High court declines to overturn death sentences

June 25, 2004

The US Supreme Court has dealt a significant setback to 121 death-row inmates in five states who were hoping the justices would apply a 2002 ruling in a way that would invalidate their death sentences.

Instead, by a 5-to-4 vote, the nation's highest court Thursday declined to retroactively apply a new legal precedent concerning capital sentencing hearings.

The decision in an Arizona death-penalty case called Schriro v. Summerlin means that the inmates are not automatically entitled to new sentencing hearings.

"So many aspects of the death penalty are arbitrary," said Richard Dieter, executive director of the Death Penalty Information Center, in a statement, "and in this case, the court is saying that constitutional rights can be deprived and you can be executed depending simply on the date you filed your appeal."

At issue was a 2002 Supreme Court ruling requiring juries, rather than judges, make the final decision on whether a convicted murderer should receive a death sentence or a long prison term.

The court had said that the Sixth Amendment right to a jury trial extends to the sentencing phase of a capital murder case. Unless a defendant waived that Sixth Amendment right, a death sentence meted out by a judge rather than a jury would violate the Constitution, the high court said.

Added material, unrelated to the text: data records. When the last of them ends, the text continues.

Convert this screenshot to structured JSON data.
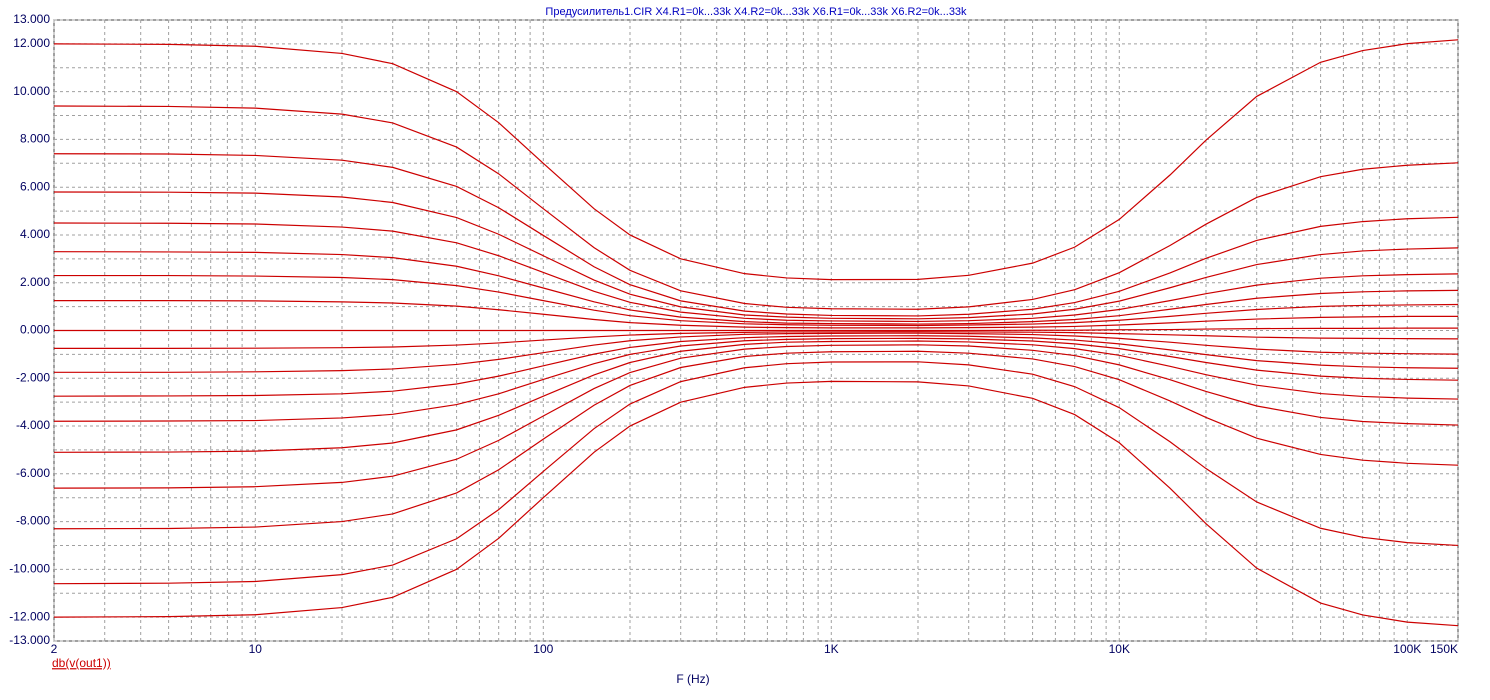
{
  "chart_data": {
    "type": "line",
    "title": "Предусилитель1.CIR X4.R1=0k...33k X4.R2=0k...33k X6.R1=0k...33k X6.R2=0k...33k",
    "xlabel": "F (Hz)",
    "ylabel": "db(v(out1))",
    "log_x": true,
    "grid": true,
    "color": "#cc0000",
    "xlim": [
      2,
      150000
    ],
    "xticks": [
      2,
      10,
      100,
      {
        "value": 1000,
        "label": "1K"
      },
      {
        "value": 10000,
        "label": "10K"
      },
      {
        "value": 100000,
        "label": "100K"
      },
      {
        "value": 150000,
        "label": "150K"
      }
    ],
    "x_minor_grid": [
      3,
      4,
      5,
      6,
      7,
      8,
      9,
      20,
      30,
      40,
      50,
      60,
      70,
      80,
      90,
      200,
      300,
      400,
      500,
      600,
      700,
      800,
      900,
      2000,
      3000,
      4000,
      5000,
      6000,
      7000,
      8000,
      9000,
      20000,
      30000,
      40000,
      50000,
      60000,
      70000,
      80000,
      90000
    ],
    "ylim": [
      -13,
      13
    ],
    "yticks": [
      {
        "value": 13,
        "label": "13.000"
      },
      {
        "value": 12,
        "label": "12.000"
      },
      {
        "value": 10,
        "label": "10.000"
      },
      {
        "value": 8,
        "label": "8.000"
      },
      {
        "value": 6,
        "label": "6.000"
      },
      {
        "value": 4,
        "label": "4.000"
      },
      {
        "value": 2,
        "label": "2.000"
      },
      {
        "value": 0,
        "label": "0.000"
      },
      {
        "value": -2,
        "label": "-2.000"
      },
      {
        "value": -4,
        "label": "-4.000"
      },
      {
        "value": -6,
        "label": "-6.000"
      },
      {
        "value": -8,
        "label": "-8.000"
      },
      {
        "value": -10,
        "label": "-10.000"
      },
      {
        "value": -12,
        "label": "-12.000"
      },
      {
        "value": -13,
        "label": "-13.000"
      }
    ],
    "y_minor_grid": [
      11,
      9,
      7,
      5,
      3,
      1,
      -1,
      -3,
      -5,
      -7,
      -9,
      -11
    ],
    "x": [
      2,
      5,
      10,
      20,
      30,
      50,
      70,
      100,
      150,
      200,
      300,
      500,
      700,
      1000,
      2000,
      3000,
      5000,
      7000,
      10000,
      15000,
      20000,
      30000,
      50000,
      70000,
      100000,
      150000
    ],
    "series": [
      {
        "values": [
          12,
          11.98,
          11.9,
          11.6,
          11.17,
          10,
          8.7,
          7,
          5.1,
          4,
          3,
          2.38,
          2.2,
          2.13,
          2.14,
          2.31,
          2.82,
          3.49,
          4.65,
          6.51,
          7.97,
          9.8,
          11.23,
          11.72,
          12.01,
          12.17
        ]
      },
      {
        "values": [
          9.4,
          9.38,
          9.31,
          9.06,
          8.69,
          7.68,
          6.56,
          5.1,
          3.47,
          2.52,
          1.66,
          1.13,
          0.97,
          0.91,
          0.89,
          0.99,
          1.3,
          1.71,
          2.42,
          3.56,
          4.45,
          5.57,
          6.44,
          6.75,
          6.92,
          7.02
        ]
      },
      {
        "values": [
          7.4,
          7.39,
          7.33,
          7.13,
          6.83,
          6.03,
          5.14,
          3.98,
          2.67,
          1.92,
          1.24,
          0.81,
          0.69,
          0.63,
          0.61,
          0.68,
          0.89,
          1.17,
          1.64,
          2.41,
          3.02,
          3.77,
          4.36,
          4.56,
          4.68,
          4.74
        ]
      },
      {
        "values": [
          5.8,
          5.79,
          5.75,
          5.59,
          5.36,
          4.73,
          4.03,
          3.13,
          2.11,
          1.52,
          0.99,
          0.65,
          0.56,
          0.51,
          0.49,
          0.54,
          0.69,
          0.89,
          1.23,
          1.79,
          2.22,
          2.76,
          3.18,
          3.33,
          3.41,
          3.46
        ]
      },
      {
        "values": [
          4.5,
          4.49,
          4.46,
          4.33,
          4.16,
          3.67,
          3.13,
          2.43,
          1.64,
          1.18,
          0.77,
          0.51,
          0.43,
          0.4,
          0.38,
          0.41,
          0.51,
          0.65,
          0.88,
          1.25,
          1.54,
          1.9,
          2.19,
          2.29,
          2.34,
          2.37
        ]
      },
      {
        "values": [
          3.3,
          3.29,
          3.27,
          3.18,
          3.05,
          2.69,
          2.29,
          1.78,
          1.2,
          0.86,
          0.56,
          0.37,
          0.31,
          0.29,
          0.27,
          0.29,
          0.37,
          0.46,
          0.62,
          0.89,
          1.09,
          1.35,
          1.55,
          1.62,
          1.66,
          1.68
        ]
      },
      {
        "values": [
          2.3,
          2.3,
          2.28,
          2.22,
          2.13,
          1.88,
          1.61,
          1.25,
          0.85,
          0.62,
          0.41,
          0.28,
          0.24,
          0.22,
          0.21,
          0.23,
          0.27,
          0.33,
          0.43,
          0.59,
          0.72,
          0.88,
          1.01,
          1.05,
          1.07,
          1.09
        ]
      },
      {
        "values": [
          1.25,
          1.25,
          1.24,
          1.2,
          1.15,
          1.02,
          0.87,
          0.68,
          0.46,
          0.33,
          0.22,
          0.14,
          0.12,
          0.11,
          0.11,
          0.12,
          0.14,
          0.17,
          0.23,
          0.32,
          0.39,
          0.48,
          0.55,
          0.57,
          0.59,
          0.59
        ]
      },
      {
        "values": [
          0,
          0,
          0,
          0,
          0,
          0,
          0,
          0,
          0,
          0,
          0,
          0,
          0,
          0,
          0,
          0,
          0.01,
          0.01,
          0.03,
          0.04,
          0.06,
          0.08,
          0.09,
          0.09,
          0.1,
          0.1
        ]
      },
      {
        "values": [
          -0.75,
          -0.75,
          -0.74,
          -0.72,
          -0.69,
          -0.61,
          -0.52,
          -0.4,
          -0.27,
          -0.19,
          -0.12,
          -0.08,
          -0.06,
          -0.06,
          -0.05,
          -0.06,
          -0.07,
          -0.09,
          -0.13,
          -0.18,
          -0.22,
          -0.28,
          -0.32,
          -0.33,
          -0.34,
          -0.35
        ]
      },
      {
        "values": [
          -1.75,
          -1.75,
          -1.73,
          -1.68,
          -1.61,
          -1.42,
          -1.21,
          -0.93,
          -0.61,
          -0.43,
          -0.27,
          -0.16,
          -0.13,
          -0.12,
          -0.11,
          -0.13,
          -0.17,
          -0.23,
          -0.33,
          -0.49,
          -0.62,
          -0.78,
          -0.91,
          -0.95,
          -0.97,
          -0.99
        ]
      },
      {
        "values": [
          -2.75,
          -2.74,
          -2.72,
          -2.65,
          -2.54,
          -2.24,
          -1.91,
          -1.48,
          -0.99,
          -0.71,
          -0.46,
          -0.3,
          -0.25,
          -0.23,
          -0.22,
          -0.24,
          -0.31,
          -0.4,
          -0.56,
          -0.81,
          -1.01,
          -1.26,
          -1.45,
          -1.52,
          -1.56,
          -1.58
        ]
      },
      {
        "values": [
          -3.8,
          -3.79,
          -3.77,
          -3.66,
          -3.51,
          -3.1,
          -2.65,
          -2.05,
          -1.39,
          -1,
          -0.65,
          -0.43,
          -0.37,
          -0.34,
          -0.33,
          -0.35,
          -0.44,
          -0.56,
          -0.76,
          -1.09,
          -1.34,
          -1.66,
          -1.91,
          -2,
          -2.05,
          -2.08
        ]
      },
      {
        "values": [
          -5.1,
          -5.09,
          -5.05,
          -4.91,
          -4.71,
          -4.16,
          -3.55,
          -2.75,
          -1.86,
          -1.34,
          -0.87,
          -0.58,
          -0.49,
          -0.46,
          -0.44,
          -0.48,
          -0.6,
          -0.76,
          -1.04,
          -1.5,
          -1.85,
          -2.29,
          -2.64,
          -2.76,
          -2.83,
          -2.87
        ]
      },
      {
        "values": [
          -6.6,
          -6.59,
          -6.54,
          -6.36,
          -6.1,
          -5.39,
          -4.6,
          -3.58,
          -2.43,
          -1.76,
          -1.16,
          -0.78,
          -0.67,
          -0.62,
          -0.6,
          -0.65,
          -0.83,
          -1.05,
          -1.44,
          -2.06,
          -2.55,
          -3.16,
          -3.64,
          -3.81,
          -3.9,
          -3.96
        ]
      },
      {
        "values": [
          -8.3,
          -8.29,
          -8.23,
          -8,
          -7.68,
          -6.8,
          -5.83,
          -4.55,
          -3.13,
          -2.3,
          -1.55,
          -1.09,
          -0.95,
          -0.89,
          -0.87,
          -0.95,
          -1.19,
          -1.51,
          -2.06,
          -2.95,
          -3.64,
          -4.51,
          -5.19,
          -5.43,
          -5.56,
          -5.64
        ]
      },
      {
        "values": [
          -10.6,
          -10.58,
          -10.51,
          -10.22,
          -9.82,
          -8.72,
          -7.5,
          -5.9,
          -4.11,
          -3.08,
          -2.14,
          -1.56,
          -1.39,
          -1.32,
          -1.31,
          -1.44,
          -1.83,
          -2.35,
          -3.23,
          -4.66,
          -5.78,
          -7.18,
          -8.28,
          -8.66,
          -8.88,
          -9
        ]
      },
      {
        "values": [
          -12,
          -11.98,
          -11.9,
          -11.6,
          -11.17,
          -10,
          -8.7,
          -7,
          -5.1,
          -4,
          -3,
          -2.38,
          -2.2,
          -2.13,
          -2.15,
          -2.32,
          -2.84,
          -3.52,
          -4.7,
          -6.6,
          -8.09,
          -9.95,
          -11.41,
          -11.91,
          -12.21,
          -12.36
        ]
      }
    ]
  }
}
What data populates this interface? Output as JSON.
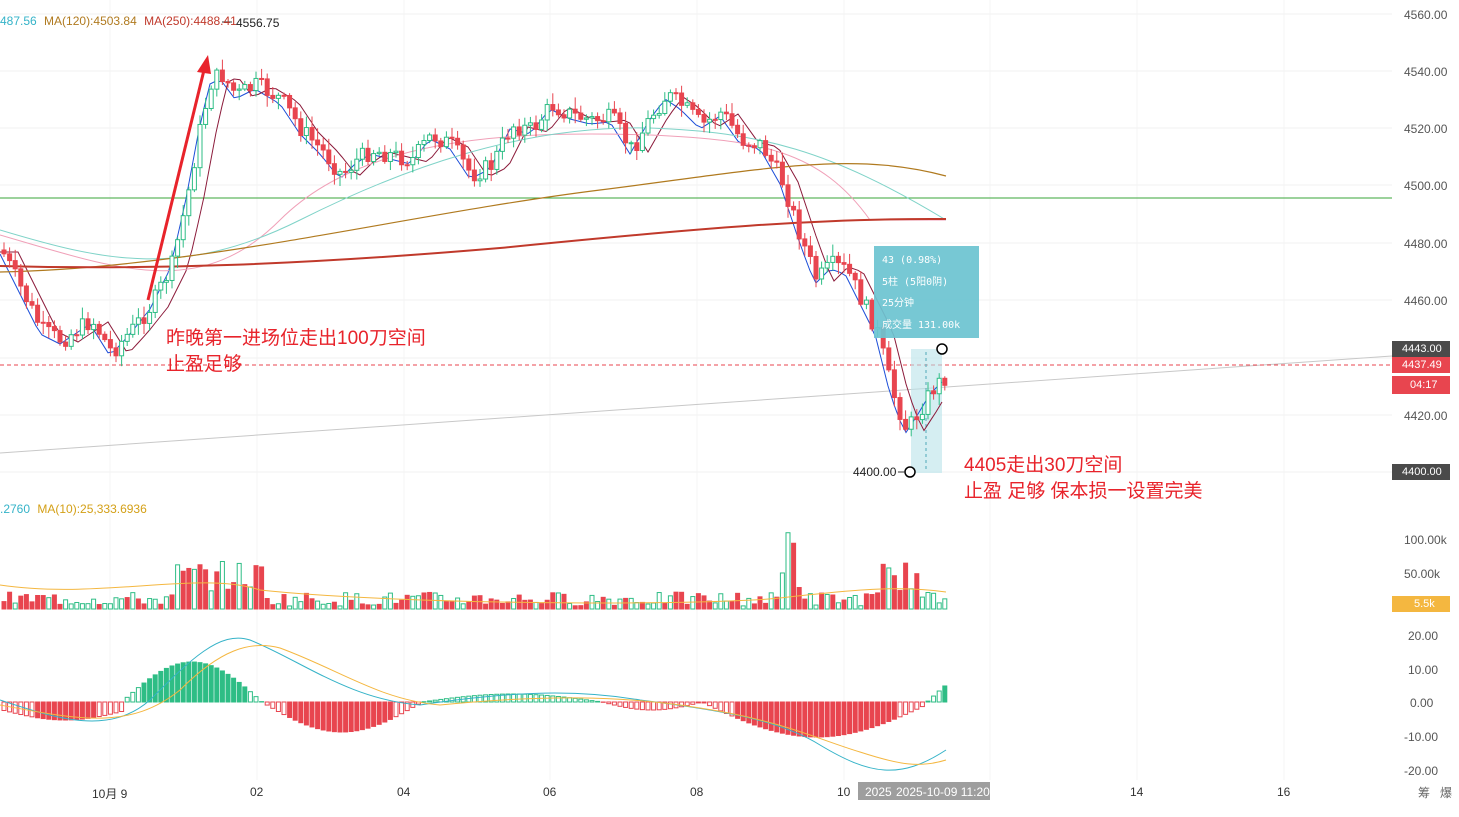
{
  "header_main": {
    "ma_a": "487.56",
    "ma_120": "MA(120):4503.84",
    "ma_250": "MA(250):4488.41"
  },
  "high_label": "4556.75",
  "low_label": "4400.00",
  "header_vol": {
    "vol_a": ".2760",
    "ma10": "MA(10):25,333.6936"
  },
  "price_axis": [
    "4560.00",
    "4540.00",
    "4520.00",
    "4500.00",
    "4480.00",
    "4460.00",
    "4420.00"
  ],
  "price_tags": {
    "level_4443": "4443.00",
    "last_price": "4437.49",
    "countdown": "04:17",
    "level_4400": "4400.00"
  },
  "vol_axis": [
    "100.00k",
    "50.00k"
  ],
  "vol_tag": "5.5k",
  "macd_axis": [
    "20.00",
    "10.00",
    "0.00",
    "-10.00",
    "-20.00"
  ],
  "time_axis": [
    "10月 9",
    "02",
    "04",
    "06",
    "08",
    "10",
    "14",
    "16"
  ],
  "crosshair_label": "2025-10-09 11:20",
  "crosshair_prefix": "2025",
  "measure_box": {
    "line1": "43 (0.98%)",
    "line2": "5柱 (5阳0阴)",
    "line3": "25分钟",
    "line4": "成交量 131.00k"
  },
  "annotations": {
    "note1_line1": "昨晚第一进场位走出100刀空间",
    "note1_line2": "止盈足够",
    "note2_line1": "4405走出30刀空间",
    "note2_line2": "止盈 足够 保本损一设置完美"
  },
  "corner_icons": [
    "筹",
    "爆"
  ],
  "colors": {
    "up": "#2ebd85",
    "down": "#e8454f",
    "ma120": "#b07a1f",
    "ma250": "#c0392b",
    "support_line": "#3aa63a",
    "annotation": "#e8232b",
    "measure_box": "#6cc4d1"
  }
}
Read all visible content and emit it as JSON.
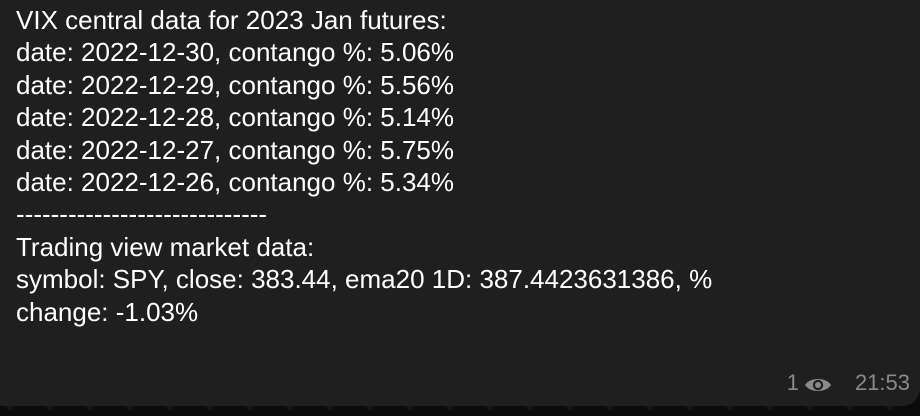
{
  "message": {
    "lines": [
      "VIX central data for 2023 Jan futures:",
      "date: 2022-12-30, contango %: 5.06%",
      "date: 2022-12-29, contango %: 5.56%",
      "date: 2022-12-28, contango %: 5.14%",
      "date: 2022-12-27, contango %: 5.75%",
      "date: 2022-12-26, contango %: 5.34%",
      "-----------------------------",
      "Trading view market data:",
      "symbol: SPY, close: 383.44, ema20 1D: 387.4423631386, %",
      "change: -1.03%"
    ]
  },
  "meta": {
    "views": "1",
    "time": "21:53",
    "icon": "eye-icon"
  },
  "colors": {
    "bubble": "#1f1f1f",
    "background": "#0b0b0b",
    "text": "#ffffff",
    "meta": "#8a8a8a"
  }
}
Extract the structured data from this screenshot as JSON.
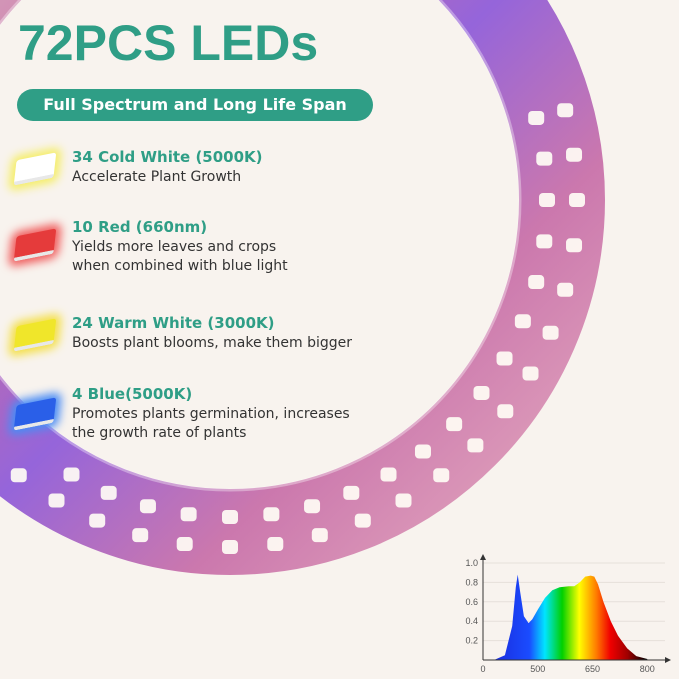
{
  "header": {
    "title": "72PCS LEDs",
    "subtitle": "Full Spectrum and Long Life Span"
  },
  "features": [
    {
      "heading": "34 Cold White  (5000K)",
      "description": [
        "Accelerate Plant Growth"
      ],
      "chip_color": "#ffffff",
      "glow_color": "#f5ee6a"
    },
    {
      "heading": "10 Red  (660nm)",
      "description": [
        "Yields more leaves and crops",
        "when combined with blue light"
      ],
      "chip_color": "#e53b3b",
      "glow_color": "#f06060"
    },
    {
      "heading": "24 Warm White  (3000K)",
      "description": [
        "Boosts plant blooms, make them bigger"
      ],
      "chip_color": "#f0e62a",
      "glow_color": "#f4e04a"
    },
    {
      "heading": "4 Blue(5000K)",
      "description": [
        "Promotes plants germination, increases",
        "the growth rate of plants"
      ],
      "chip_color": "#2a5fe8",
      "glow_color": "#4a8cf5"
    }
  ],
  "colors": {
    "accent": "#2f9e86",
    "background": "#f8f3ee"
  },
  "chart_data": {
    "type": "area",
    "title": "",
    "xlabel": "",
    "ylabel": "",
    "x_ticks": [
      "0",
      "500",
      "650",
      "800"
    ],
    "y_ticks": [
      "0.2",
      "0.4",
      "0.6",
      "0.8",
      "1.0"
    ],
    "ylim": [
      0,
      1.0
    ],
    "grid": true,
    "x": [
      380,
      410,
      430,
      440,
      445,
      452,
      462,
      475,
      485,
      500,
      520,
      540,
      560,
      585,
      600,
      615,
      630,
      645,
      655,
      665,
      680,
      700,
      720,
      745,
      770,
      800
    ],
    "y": [
      0,
      0.05,
      0.35,
      0.75,
      0.88,
      0.7,
      0.45,
      0.38,
      0.42,
      0.52,
      0.64,
      0.72,
      0.75,
      0.76,
      0.76,
      0.8,
      0.86,
      0.87,
      0.86,
      0.78,
      0.6,
      0.4,
      0.25,
      0.12,
      0.04,
      0.01
    ]
  }
}
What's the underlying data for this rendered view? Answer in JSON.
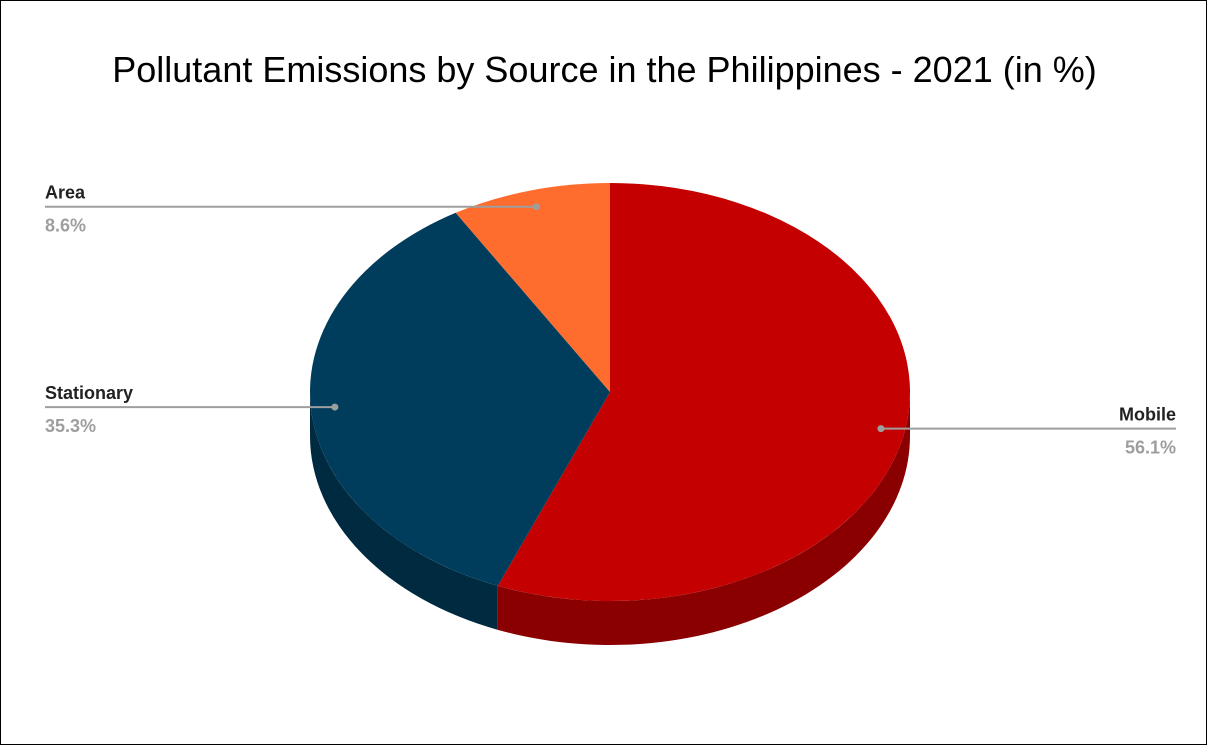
{
  "chart_data": {
    "type": "pie",
    "title": "Pollutant Emissions by Source in the Philippines - 2021 (in %)",
    "three_d": true,
    "slices": [
      {
        "name": "Mobile",
        "value": 56.1,
        "value_label": "56.1%",
        "color": "#c50000",
        "side_color": "#8a0000"
      },
      {
        "name": "Stationary",
        "value": 35.3,
        "value_label": "35.3%",
        "color": "#003d5c",
        "side_color": "#002a40"
      },
      {
        "name": "Area",
        "value": 8.6,
        "value_label": "8.6%",
        "color": "#ff6d2e",
        "side_color": "#b84a1d"
      }
    ],
    "start_angle_deg": 0,
    "direction": "clockwise",
    "legend": "none",
    "label_style": "leader-lines"
  }
}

That ruling reversed the death sentence of Arizona inmate Timothy Ring, and it prompted many states to rewrite their capital sentencing procedures to ensure that juries, not judges, make the ultimate sentencing decision in death-penalty cases.

But the court left unresolved a deeper question in the 2002 case. If Mr. Ring's sentence had been handed down through procedures that violated a core constitutional principle, what about the 121 other death-row inmates in various states sentenced under similar procedures? Should their sentences be reversed too?

Writing for the majority, Justice Antonin Scalia said that the right to a jury trial is fundamental in the US criminal justice system. "But it does not follow that, when a criminal defendant has had a full trial and one round of appeals in which the state faithfully applied the Constitution as we understood it at that time, he may nevertheless continue to litigate his claims indefinitely in hopes that we will one day have a change of heart," he writes.

In a dissent, Justice Stephen Breyer says that when judges rather than juries conduct capital sentencing hearings, there is a greater risk of the death penalty being improperly imposed. "I believe that the risk is one that the law need not, and should not tolerate," he says.

Since that greater risk applied in past cases, the court should apply its new rule retroactively, Justice Breyer says.

The case has immediate implications for 86 death-row inmates in Arizona, 14 in Idaho, 12 in Nevada, five in Nebraska, and four in Montana.

For the inmates themselves, it brings them one step closer to the death chamber. For the states that prosecuted those inmates, it means not having to grapple with the logistics and expense of resentencing a portion of their death-row populations.

State officials complain that the judicial sentencing methods invalidated by the high court in 2002 were developed as a direct result of earlier Supreme Court rulings requiring special sentencing procedures in capital cases. These officials said the justices were putting the states in an impossible position of enforcing their murder statutes by repeatedly moving the goal posts in death-penalty cases.

The decision comes in the case of Arizona death-row inmate Warren Wesley Summerlin. He was convicted of raping and bludgeoning to death a bill collector, Brenna Bailey, who came to his home in April 1981. Her body was discovered the next day wrapped in a bedsheet in the trunk of her car. Mr. Summerlin's wife identified the bedsheet as having come from the Summerlin home.

The jury found Mr. Summerlin guilty of murder, and then under Arizona law, it was up to the trial judge to determine whether special circumstances existed to justify the extraordinary punishment of death. The judge found there were no mitigating circumstances, and two aggravating circumstances. He determined that Summerlin had a prior felony conviction and that he had committed the murder in an especially cruel way. (Ms. Bailey's skull had been crushed.) The judge then concluded that death was an appropriate sentence.

Linda Feldmann contributed to this report.